The Atkins diet is probably the most popular and recognized low carbohydrate/high protein weight loss program ever created.
The program claims that you can eat as much protein and fat as you wish and you will still lose weight.
It is recommended that dieters are asked to consult their doctor or health care professional before starting any weight loss program.
How it Works?
This weight loss programs claim to fame is a process called ketosis in where by limiting the consumption of carbohydrates you switch the body’s metabolism.
Instead of burning glucose your body burns stored body fat and that is the process known as ketosis. The lower the carbohydrate intake, the lower the sugar and insulin levels in your body, so your body has to turn to stored fat cells instead, burning fat for required energy.
Phase 1 - Induction:
This phase lasts for 14 days and its primary goal is to encourage
weight loss by changing your body’s metabolism and if followed
correctly you should experience significant weight loss. Some people
have stated losing 15 pounds during this phase.
Menu Guidelines for the Induction Phase:
Phase 2 - Ongoing Weight loss:
In this second phase you are allowed to eat more carbohydrates, increasing salad and vegetable intake. After induction the daily carbohydrates may be increased to 25 grams a day for this whole week.
If you continue to lose weight you may increase your carb intake up to 30 grams a day the following week.
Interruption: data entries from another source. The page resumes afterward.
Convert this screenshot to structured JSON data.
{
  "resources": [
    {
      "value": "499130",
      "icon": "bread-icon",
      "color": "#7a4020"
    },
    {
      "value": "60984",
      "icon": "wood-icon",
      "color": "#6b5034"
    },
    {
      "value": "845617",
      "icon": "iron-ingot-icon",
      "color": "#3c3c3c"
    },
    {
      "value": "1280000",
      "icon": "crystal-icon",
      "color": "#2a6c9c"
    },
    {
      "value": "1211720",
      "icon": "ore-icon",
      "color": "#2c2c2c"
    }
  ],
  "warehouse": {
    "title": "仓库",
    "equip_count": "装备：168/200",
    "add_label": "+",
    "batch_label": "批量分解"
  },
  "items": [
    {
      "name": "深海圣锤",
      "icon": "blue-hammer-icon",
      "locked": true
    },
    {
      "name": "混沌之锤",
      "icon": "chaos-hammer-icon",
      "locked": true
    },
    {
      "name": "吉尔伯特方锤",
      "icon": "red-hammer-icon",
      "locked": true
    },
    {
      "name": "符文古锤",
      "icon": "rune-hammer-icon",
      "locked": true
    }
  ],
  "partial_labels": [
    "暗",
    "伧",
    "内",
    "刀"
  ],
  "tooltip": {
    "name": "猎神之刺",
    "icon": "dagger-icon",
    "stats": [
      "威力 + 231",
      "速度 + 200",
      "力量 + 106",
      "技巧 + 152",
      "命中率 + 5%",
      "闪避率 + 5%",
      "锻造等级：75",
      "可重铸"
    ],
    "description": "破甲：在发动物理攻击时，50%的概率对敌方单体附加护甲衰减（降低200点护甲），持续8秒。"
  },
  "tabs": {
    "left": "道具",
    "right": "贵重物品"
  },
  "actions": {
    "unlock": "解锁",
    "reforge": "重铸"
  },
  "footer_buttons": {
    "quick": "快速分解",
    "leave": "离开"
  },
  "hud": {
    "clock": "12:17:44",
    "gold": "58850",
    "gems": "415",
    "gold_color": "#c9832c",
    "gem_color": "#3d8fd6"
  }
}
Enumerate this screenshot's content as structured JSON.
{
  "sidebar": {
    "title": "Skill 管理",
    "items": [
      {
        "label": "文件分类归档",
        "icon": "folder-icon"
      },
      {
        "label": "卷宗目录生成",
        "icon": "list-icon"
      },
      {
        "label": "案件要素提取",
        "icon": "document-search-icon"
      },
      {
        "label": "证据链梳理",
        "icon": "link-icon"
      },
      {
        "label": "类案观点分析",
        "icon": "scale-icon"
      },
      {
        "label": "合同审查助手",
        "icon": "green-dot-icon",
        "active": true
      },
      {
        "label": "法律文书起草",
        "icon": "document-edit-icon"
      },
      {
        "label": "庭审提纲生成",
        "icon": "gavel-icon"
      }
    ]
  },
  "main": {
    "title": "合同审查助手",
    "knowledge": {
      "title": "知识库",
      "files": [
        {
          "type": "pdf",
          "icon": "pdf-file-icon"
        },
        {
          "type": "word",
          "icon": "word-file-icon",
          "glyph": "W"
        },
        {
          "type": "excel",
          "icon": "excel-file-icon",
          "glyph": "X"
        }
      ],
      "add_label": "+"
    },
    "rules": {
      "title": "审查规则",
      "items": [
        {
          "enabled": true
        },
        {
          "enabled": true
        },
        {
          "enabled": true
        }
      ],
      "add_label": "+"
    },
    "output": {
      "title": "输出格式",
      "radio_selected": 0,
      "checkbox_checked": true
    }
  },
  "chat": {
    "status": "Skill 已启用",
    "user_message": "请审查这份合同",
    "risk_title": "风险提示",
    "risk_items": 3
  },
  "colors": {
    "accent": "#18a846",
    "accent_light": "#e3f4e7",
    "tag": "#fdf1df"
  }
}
You will continue adding 5 more grams every week until the weight
loss stops. Now you know how many carbs are right for you personally
and you may decrease or maintain this number as necessary.
Phase 3 - Pre-Maintenance:
In this third stage you are purposely slowing down your weight loss by increasing your daily carbohydrate intake by 10 grams each week as long as you keep slowly losing weight.
In this phase you discover exactly how many carbs you can eat daily and still maintain your weight or slowly keep losing it.
You may slowly introduce new foods into your diet such as small
portions of fruit, bread, brown rice and starchy vegetables. It is
recommended that you stay in this phase for 1 or 2 months.
Phase 4 - Lifetime Maintenance:
The goal of this final stage is to maintain your desired weight
for life. In phases 2 and 3 you discovered what your personal
carbohydrate intake needs to be. Many people continue with a 60 – 90
gram level daily for life.
Pros:
You can eat a lot of food and achieve weight loss
Has been proven successful for many dieters
Includes heavier foods which satisfies your hunger for longer periods of time
No calorie counting
Diverts you from drinking alcohol and eating poor quality carbohydrates that may be full of sugar, white flour or otherwise known as junk food carbs.
Cons:
This type of diet is high in fats which could increase the risk of heart disease and cholesterol levels
Counting and tracking carbohydrates is required
Not suitable for vegetarians because it omits foods such as seeds, nuts, beans and certain vegetables during the early phases of the program
Lacks in vitamins, minerals and nutrients
Some people have experienced bad breath, weakness, dizziness, insomnia and constipation
The Atkins Diet clearly states that the weight loss phases of this diet are not suitable for pregnant women and nursing mothers
Do not do this weight loss program is you have severe kidney disease
People taking diuretics, insulin or oral diabetes medications
must consult their physician or health care provider before starting
this program.
Conclusion:
As successful as The Atkins Diet has proven to be it almost seems unnatural to deprive the human body of vast amounts of fruits and vegetables.
After all, plant foods are where we obtain most of the vitamins, minerals and nutrients we need to stay healthy.
The Atkins Diet may be suitable if other diets fail, but may hinder health if used long term.